Берия некоторое время задумавшись стоит посреди сцены, потом кричит:

Момулов!

Появляется Момулов.

Зойка покончила с собой! Накажи меня, Джафар!

Момулов выдвигает ящик стола и достает плетку. Берия срывает с себя пиджак, падает на колени, закрывает локтями лицо. Момулов сильно стегает его плетью раз, другой, третий — Берия стонет и кричит. Момулов кладет плеть на кресло.

(Вставая с колен, надевает пиджак, деловито.) Немедленно начать следствие, найти насильника и расстрелять.

Момулов кланяется и выходит.

(Берет трубку, накручивает диск.) Добрый вечер, Николай Александрович, может маршал Берия пожаловаться маршалу Булганину? Я очень огорчен. Мне столько стоило сил собрать всех наших на эту премьеру в Большой театр, чтобы наконец мы все вместе отдохнули, послушали хорошую музыку… Шапорин двадцать пять лет работал, и тема прекрасная — «декабристы»… Ну конечно, звоню сам каждому, подтверждаю приглашение — и вдруг мне говорят, что ваш заместитель Жуков загрипповал! Одесса, море, тепло — как это может быть? Да, вторую неделю. Нет, ничего пока не подозреваю, но надо его привезти в Москву. Да, дома стены, конечно, лечат, но кремлевские стены лечат еще лучше… Очень на тебя рассчитываю. Если два маршала не могут уговорить третьего, то какие это маршалы?..

Конец пятой картины.

Интермедия четвертая

Голос (объявляет). Товарищ Ткаченко, Львов заказывали? Пройдите во вторую кабину.

Человек с портфелем, одетый в украинскую рубашку под пиджаком, в соломенной шляпе, надвинутой на глаза, — явно командировочный, — проходит в телефонную будку.

Человек. Сашко, это я, Строков. А что, у тебя много Строковых? Проснулся? Слушай и запоминай: в Управлении я сегодня не появлюсь, и завтра меня не жди. И дома не ищи! Нет, не заболел, не загулял и не умер. Но ты ври что хочешь, врать ты умеешь здорово? Как Штепсель и Тарапунька… Из Одессы. У тебя дома еще не прослушивается, трофейные из личного московского НЗ еще на складе. А пока Мильштейн раскачается… Сейчас в Киеве вишня пошла, а он вареники с вишней обожает, пока не «зъист» — можем не опасаться. Так вот: если Москва хватится кобуловского документика, ты знаешь какого, доложишь, что уничтожили, что ты по моему приказанию сжег лично и копий не имеем. Если велят меня разыскать, ищи старательно до послезавтра. А послезавтра ты так или иначе обо мне услышишь. Нет, Сашко, друг сердечный, пока даже тебе не могу.

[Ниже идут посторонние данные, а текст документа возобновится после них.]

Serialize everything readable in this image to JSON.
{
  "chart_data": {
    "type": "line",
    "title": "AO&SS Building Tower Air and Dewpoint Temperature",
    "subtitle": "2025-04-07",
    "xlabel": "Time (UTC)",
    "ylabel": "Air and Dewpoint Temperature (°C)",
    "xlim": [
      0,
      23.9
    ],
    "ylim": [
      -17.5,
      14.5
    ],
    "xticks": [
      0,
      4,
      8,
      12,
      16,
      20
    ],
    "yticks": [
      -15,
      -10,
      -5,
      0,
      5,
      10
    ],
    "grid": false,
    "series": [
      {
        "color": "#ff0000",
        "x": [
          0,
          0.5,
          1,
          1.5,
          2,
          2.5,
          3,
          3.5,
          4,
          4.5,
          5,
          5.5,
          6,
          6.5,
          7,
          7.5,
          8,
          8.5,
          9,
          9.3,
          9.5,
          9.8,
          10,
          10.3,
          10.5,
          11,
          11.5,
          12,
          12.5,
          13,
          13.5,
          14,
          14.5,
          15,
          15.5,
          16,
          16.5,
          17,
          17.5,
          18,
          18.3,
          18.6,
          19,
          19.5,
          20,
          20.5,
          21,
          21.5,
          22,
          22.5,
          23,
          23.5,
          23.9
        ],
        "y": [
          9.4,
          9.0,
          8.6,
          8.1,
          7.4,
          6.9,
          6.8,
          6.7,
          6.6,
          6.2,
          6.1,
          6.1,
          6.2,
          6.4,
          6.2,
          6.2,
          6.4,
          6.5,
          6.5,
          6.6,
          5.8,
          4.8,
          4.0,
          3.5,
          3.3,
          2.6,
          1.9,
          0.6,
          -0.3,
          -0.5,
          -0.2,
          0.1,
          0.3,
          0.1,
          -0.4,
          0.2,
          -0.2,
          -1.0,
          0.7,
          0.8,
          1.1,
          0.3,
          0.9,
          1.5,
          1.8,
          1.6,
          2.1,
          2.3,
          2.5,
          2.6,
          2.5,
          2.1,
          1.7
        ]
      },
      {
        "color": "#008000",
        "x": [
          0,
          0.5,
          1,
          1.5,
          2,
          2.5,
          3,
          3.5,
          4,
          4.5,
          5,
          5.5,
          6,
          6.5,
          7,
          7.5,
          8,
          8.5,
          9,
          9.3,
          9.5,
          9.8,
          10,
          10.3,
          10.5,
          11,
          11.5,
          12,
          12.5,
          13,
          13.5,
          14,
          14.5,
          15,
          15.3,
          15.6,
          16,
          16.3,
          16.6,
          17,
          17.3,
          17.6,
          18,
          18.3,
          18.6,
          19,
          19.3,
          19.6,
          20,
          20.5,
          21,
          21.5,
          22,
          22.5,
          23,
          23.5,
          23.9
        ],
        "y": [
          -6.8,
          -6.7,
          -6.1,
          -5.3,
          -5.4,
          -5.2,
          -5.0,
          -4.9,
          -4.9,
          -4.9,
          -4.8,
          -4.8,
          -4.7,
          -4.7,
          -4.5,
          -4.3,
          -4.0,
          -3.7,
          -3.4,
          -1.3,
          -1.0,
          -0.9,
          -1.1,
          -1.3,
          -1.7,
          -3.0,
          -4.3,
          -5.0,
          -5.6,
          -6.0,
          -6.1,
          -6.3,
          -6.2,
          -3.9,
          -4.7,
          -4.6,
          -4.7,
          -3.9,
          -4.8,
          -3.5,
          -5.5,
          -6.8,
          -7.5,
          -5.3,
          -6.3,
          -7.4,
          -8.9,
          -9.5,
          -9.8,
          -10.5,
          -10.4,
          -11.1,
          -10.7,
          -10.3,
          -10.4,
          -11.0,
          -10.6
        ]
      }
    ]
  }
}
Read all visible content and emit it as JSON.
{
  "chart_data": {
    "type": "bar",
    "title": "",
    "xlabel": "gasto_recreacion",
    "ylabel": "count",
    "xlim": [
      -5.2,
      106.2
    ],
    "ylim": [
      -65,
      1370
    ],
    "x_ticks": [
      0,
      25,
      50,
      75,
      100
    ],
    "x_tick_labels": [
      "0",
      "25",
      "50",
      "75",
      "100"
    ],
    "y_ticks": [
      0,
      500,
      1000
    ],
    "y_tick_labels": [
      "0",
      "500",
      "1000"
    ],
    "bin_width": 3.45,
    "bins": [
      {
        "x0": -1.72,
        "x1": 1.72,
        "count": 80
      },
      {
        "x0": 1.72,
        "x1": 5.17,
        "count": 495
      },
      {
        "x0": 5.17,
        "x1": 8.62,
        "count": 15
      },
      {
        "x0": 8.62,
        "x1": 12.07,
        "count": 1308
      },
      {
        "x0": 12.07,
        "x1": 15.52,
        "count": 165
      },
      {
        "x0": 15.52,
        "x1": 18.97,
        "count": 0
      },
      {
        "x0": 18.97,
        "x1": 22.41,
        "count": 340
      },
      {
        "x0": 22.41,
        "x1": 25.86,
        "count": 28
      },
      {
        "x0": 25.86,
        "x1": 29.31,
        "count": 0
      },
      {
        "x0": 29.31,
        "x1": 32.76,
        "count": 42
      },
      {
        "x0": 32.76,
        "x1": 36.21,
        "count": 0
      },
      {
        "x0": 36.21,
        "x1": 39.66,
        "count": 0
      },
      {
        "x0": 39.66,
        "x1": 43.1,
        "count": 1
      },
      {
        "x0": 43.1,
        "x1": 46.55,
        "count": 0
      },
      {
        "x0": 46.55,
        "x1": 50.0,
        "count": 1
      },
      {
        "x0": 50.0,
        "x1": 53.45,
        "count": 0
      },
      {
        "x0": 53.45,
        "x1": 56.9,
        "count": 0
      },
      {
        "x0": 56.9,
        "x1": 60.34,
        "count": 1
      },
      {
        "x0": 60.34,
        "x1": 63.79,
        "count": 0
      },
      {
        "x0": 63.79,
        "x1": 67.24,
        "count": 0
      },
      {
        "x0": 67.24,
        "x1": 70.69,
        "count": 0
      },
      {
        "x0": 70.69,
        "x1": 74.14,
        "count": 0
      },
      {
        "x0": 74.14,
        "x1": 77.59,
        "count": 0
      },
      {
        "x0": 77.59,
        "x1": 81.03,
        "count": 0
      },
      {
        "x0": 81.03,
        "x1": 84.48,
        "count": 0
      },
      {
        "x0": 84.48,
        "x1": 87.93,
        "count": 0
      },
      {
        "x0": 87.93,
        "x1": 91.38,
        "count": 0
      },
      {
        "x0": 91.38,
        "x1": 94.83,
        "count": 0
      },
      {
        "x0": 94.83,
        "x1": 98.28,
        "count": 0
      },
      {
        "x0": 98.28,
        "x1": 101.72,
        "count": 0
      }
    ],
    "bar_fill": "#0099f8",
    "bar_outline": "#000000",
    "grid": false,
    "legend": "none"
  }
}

Из громкоговорителя доносится объявление: «Заканчивается посадка на рейс триста пять Одесса — Москва, пассажиров просят пройти на летное поле».

Все, действуй. Ладно, ладно, сам знаю, пока.

Картина шестая

Комната в квартире Нестерова. Раннее утро. На постели, укрытая простыней, спит Анита. В прихожую входит Нестеров. В руках у него огромный букет цветов. Под мышкой у него журнал в яркой обложке. Тихонько прикрывает за собой дверь. Подходит на цыпочках к постели. Анита все еще спит. Нестеров кладет развернутый журнал в ноги на постель. Берет со стола кувшин, уходит на кухню. Через некоторое время из кухни слышен грохот посуды. Анита просыпается, садится на постели, смотрит в сторону кухни, смеется, обращает внимание на журнал, берет его в руки, рассматривает. Входит Нестеров с букетом цветов в кувшине.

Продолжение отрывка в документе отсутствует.